Gaissert, N., Wallraven, C., & Bülthoff, H. (2008). Analyzing haptic and visual object categorization of parametrically-defined shapes. Poster presented at 9th Conference of the Junior Neuroscientists of Tübingen (NeNa 2008), Ellwangen, Germany.


Cite as: http://hdl.handle.net/11858/00-001M-0000-0013-C6D3-E
Abstract
To investigate multi-sensory, perceptual representations of three-dimensional object spaces, we generated complex, shell-shaped objects by altering three parameters defining shell shape. For haptic experiments, 3D-printed plastic models were freely explored by blindfolded participants with both hands.
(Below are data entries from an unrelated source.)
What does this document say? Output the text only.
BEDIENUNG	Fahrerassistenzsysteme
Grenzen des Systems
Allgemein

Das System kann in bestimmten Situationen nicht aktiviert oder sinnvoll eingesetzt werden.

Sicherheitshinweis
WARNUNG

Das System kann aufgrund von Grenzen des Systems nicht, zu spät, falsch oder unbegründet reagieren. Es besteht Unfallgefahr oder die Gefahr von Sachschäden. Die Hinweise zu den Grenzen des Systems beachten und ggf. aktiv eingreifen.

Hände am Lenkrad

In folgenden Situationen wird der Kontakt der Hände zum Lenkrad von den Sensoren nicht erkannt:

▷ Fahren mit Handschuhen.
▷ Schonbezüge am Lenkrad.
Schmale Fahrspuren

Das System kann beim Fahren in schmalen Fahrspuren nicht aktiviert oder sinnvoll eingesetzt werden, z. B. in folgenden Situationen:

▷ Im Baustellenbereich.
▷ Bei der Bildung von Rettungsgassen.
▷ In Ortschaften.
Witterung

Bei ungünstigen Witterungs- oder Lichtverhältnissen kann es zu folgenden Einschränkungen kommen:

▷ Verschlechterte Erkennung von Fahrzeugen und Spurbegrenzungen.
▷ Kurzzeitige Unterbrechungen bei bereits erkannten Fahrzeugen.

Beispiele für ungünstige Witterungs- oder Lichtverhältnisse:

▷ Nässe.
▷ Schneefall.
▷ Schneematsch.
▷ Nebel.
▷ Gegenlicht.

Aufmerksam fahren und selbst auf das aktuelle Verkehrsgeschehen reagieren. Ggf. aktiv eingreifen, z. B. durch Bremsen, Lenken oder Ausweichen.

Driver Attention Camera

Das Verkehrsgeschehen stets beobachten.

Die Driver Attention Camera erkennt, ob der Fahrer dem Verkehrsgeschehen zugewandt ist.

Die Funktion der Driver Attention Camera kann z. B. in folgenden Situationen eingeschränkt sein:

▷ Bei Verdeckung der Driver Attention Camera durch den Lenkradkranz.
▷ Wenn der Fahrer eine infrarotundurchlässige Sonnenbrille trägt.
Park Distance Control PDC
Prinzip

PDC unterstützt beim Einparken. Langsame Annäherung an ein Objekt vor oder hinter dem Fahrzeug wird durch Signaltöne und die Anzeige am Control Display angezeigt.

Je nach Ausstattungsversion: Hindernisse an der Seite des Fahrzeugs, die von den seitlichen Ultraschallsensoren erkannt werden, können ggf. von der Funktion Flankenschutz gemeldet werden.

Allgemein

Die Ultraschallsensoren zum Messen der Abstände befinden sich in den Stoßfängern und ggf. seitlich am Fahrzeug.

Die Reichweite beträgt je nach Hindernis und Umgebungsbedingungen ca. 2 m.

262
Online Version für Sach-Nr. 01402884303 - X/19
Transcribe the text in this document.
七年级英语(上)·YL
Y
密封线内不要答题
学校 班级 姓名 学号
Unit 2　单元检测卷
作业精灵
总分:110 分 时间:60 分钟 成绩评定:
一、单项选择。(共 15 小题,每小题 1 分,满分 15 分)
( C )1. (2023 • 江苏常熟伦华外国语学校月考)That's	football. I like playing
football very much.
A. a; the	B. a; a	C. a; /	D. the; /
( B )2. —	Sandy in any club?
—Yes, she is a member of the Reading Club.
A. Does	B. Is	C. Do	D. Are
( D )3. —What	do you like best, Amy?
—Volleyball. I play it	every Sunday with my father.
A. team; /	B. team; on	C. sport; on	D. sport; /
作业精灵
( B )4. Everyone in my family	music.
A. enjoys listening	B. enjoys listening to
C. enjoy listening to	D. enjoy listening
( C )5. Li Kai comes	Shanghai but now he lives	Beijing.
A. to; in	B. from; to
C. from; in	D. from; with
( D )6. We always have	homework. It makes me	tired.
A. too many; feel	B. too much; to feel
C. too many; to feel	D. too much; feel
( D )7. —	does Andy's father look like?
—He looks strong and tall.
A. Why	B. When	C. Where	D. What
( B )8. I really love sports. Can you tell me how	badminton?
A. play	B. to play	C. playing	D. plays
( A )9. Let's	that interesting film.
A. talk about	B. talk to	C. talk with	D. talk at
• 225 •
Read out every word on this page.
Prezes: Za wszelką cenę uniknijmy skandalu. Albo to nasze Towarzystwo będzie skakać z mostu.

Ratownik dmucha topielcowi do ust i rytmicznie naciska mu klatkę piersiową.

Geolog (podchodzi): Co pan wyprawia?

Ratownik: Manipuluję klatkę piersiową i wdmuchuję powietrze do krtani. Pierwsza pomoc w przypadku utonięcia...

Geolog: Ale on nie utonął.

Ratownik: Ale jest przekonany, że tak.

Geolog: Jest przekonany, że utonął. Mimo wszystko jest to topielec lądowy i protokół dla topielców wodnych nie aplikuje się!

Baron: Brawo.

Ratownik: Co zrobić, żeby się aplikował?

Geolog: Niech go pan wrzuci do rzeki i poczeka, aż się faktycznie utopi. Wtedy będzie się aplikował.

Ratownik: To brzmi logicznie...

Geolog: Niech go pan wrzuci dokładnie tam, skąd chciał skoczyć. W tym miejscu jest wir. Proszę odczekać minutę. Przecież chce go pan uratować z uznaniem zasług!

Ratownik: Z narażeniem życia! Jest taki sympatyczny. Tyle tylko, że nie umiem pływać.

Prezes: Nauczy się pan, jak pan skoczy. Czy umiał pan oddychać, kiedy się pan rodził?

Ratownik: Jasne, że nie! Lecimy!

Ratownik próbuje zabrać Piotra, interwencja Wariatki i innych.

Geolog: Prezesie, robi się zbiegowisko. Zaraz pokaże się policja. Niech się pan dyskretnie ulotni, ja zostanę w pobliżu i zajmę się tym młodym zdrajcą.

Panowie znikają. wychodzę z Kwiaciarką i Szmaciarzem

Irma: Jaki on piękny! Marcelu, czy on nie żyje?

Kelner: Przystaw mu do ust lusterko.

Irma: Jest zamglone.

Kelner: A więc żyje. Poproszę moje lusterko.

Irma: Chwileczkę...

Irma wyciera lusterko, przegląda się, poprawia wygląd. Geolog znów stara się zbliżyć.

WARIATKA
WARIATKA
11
For visual experiments, we used 2D images of these objects. Previously, we reported results of a similarity rating task in which we split the three-dimensional object space into three orthogonal planes. Multidimensional scaling (MDS) of the pair-wise similarity ratings showed that participants reproduced the three planes almost exactly both visually and haptically. Here, we report results of a categorization task in which all objects were presented simultaneously either visually or haptically to ten participants who then categorized the objects in as many groups as they liked to. MDS analyses revealed a three-dimensional perceptual space underlying both visual and haptic data. Interestingly, the three dimensions corresponded to the parameters of shell shape with a different weighting of the dimensions in the visual and the haptic condition. Our results show that humans are able to reproduce the underlying parameters of a complex, three-dimensional object space in a similarity and categorization task using either visual or haptic modalities surprisingly well.